Exceptions & File Parsing

Thomas J. Kennedy

Contents:

1 A Less Than Cliché Problem

Suppose that we have an input file that contains information about two-dimensional shapes.

Example 1: inputShapes.txt
Triangle; 4 4 4
Right Triangle; 4 5
Right Triangle; 4 five
Equilateral Triangle; 3
Equilateral Triangle 3
Equilateral Triangle; 3 3 3

Square; 9
Circle; 5
1337 Haxor; 1 lol i broke it
Ellipse;

Let us write a quick program to parse the file.

from typing import TextIO
import sys


def parse_shape_file(input_file: TextIO) -> list[tuple[str, list[float]]]:

    for line in input_file:
        # Remove leading and trailing whitespace
        line = line.strip()

        if not line:
            continue

        print(line)

    return []


def main():

    with open(sys.argv[1], "r") as shape_file:
        shape_data = parse_shape_file(shape_file)


if __name__ == "__main__":
    main()

Take note of how the main function retrieves the input filename from sys.argv[1]. I am not happy with the current main function…

def main():

    with open(sys.argv[1], "r") as shape_file:
        shape_data = parse_shape_file(shape_file)

If the user…

  1. Supplies an invalid filename (e.g., to a file that does not exist), we will encounter a FileNotFound exception.

  2. Does not supply a filename, we encounter an IndexError exception. will encounter a FileNotFound exception.

Neither of these exceptions is handled.
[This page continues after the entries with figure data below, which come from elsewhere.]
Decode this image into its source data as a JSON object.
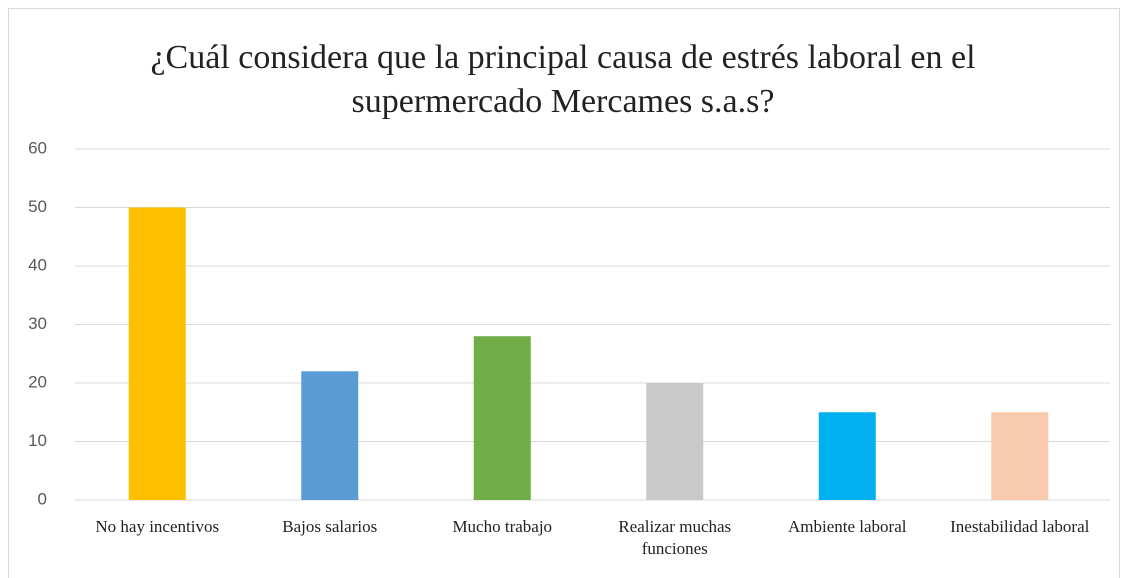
{
  "chart_data": {
    "type": "bar",
    "title": "¿Cuál considera que la principal causa de estrés laboral en el supermercado Mercames s.a.s?",
    "categories": [
      "No hay incentivos",
      "Bajos salarios",
      "Mucho trabajo",
      "Realizar muchas funciones",
      "Ambiente laboral",
      "Inestabilidad laboral"
    ],
    "values": [
      50,
      22,
      28,
      20,
      15,
      15
    ],
    "colors": [
      "#FFC000",
      "#5B9BD5",
      "#70AD47",
      "#C9C9C9",
      "#00B0F0",
      "#F8CBAD"
    ],
    "ylim": [
      0,
      60
    ],
    "yticks": [
      0,
      10,
      20,
      30,
      40,
      50,
      60
    ],
    "grid": true
  }
}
Let us start with the IndexError.

    try:
        shape_filename = sys.argv[1]

    except IndexError as _err:
        print("Usage: exception_ex_5.py INPUT_FILENAME")
        sys.exit(1)

    with open(shape_filename, "r") as shape_file:
        shape_data = parse_shape_file(shape_file)

That is much better. We first attempt to retrieve the filename within a try-except block. If no filename was provided… we output a usage message and exit. However, we still have the invalid file issue, e.g.,

python3.11 exception_ex_5.py doesNotExist.txt

Traceback (most recent call last):
  File "exception_ex_5.py", line 33, in <module>
    main()
  File "exception_ex_5.py", line 28, in main
    with open(shape_filename, "r") as shape_file:

FileNotFoundError: [Errno 2] No such file or directory: 'doesNotExist.txt'

A quick second try-except block can handle the issue…
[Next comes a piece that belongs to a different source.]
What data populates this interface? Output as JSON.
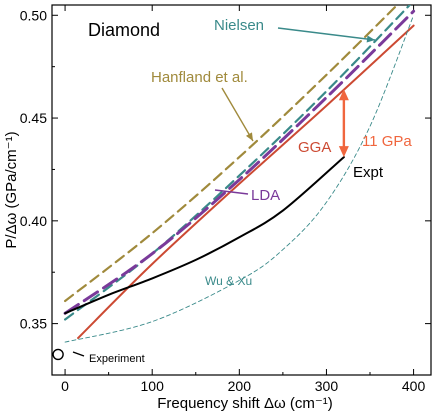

def main(): try: shape_filename = sys.argv[1] except IndexError as _err: print("Usage: exception_ex_5.py INPUT_FILENAME") sys.exit(1) try: with open(shape_filename, "r") as shape_file: shape_data = parse_shape_file(shape_file) except FileNotFoundError as err: print(err) sys.exit(2)

Note how err is printed. At the end of the day… the final line of the stacktrace is what we want. We can just output the FileNotFoundError’s message.

python3.11 exception_ex_6.py doesNotExist.txt
[Errno 2] No such file or directory: 'doesNotExist.txt'

The files exception_ex_5.py and exception_ex_6.py contain the updated code with the addition of the first and second try-except blocks, respectively.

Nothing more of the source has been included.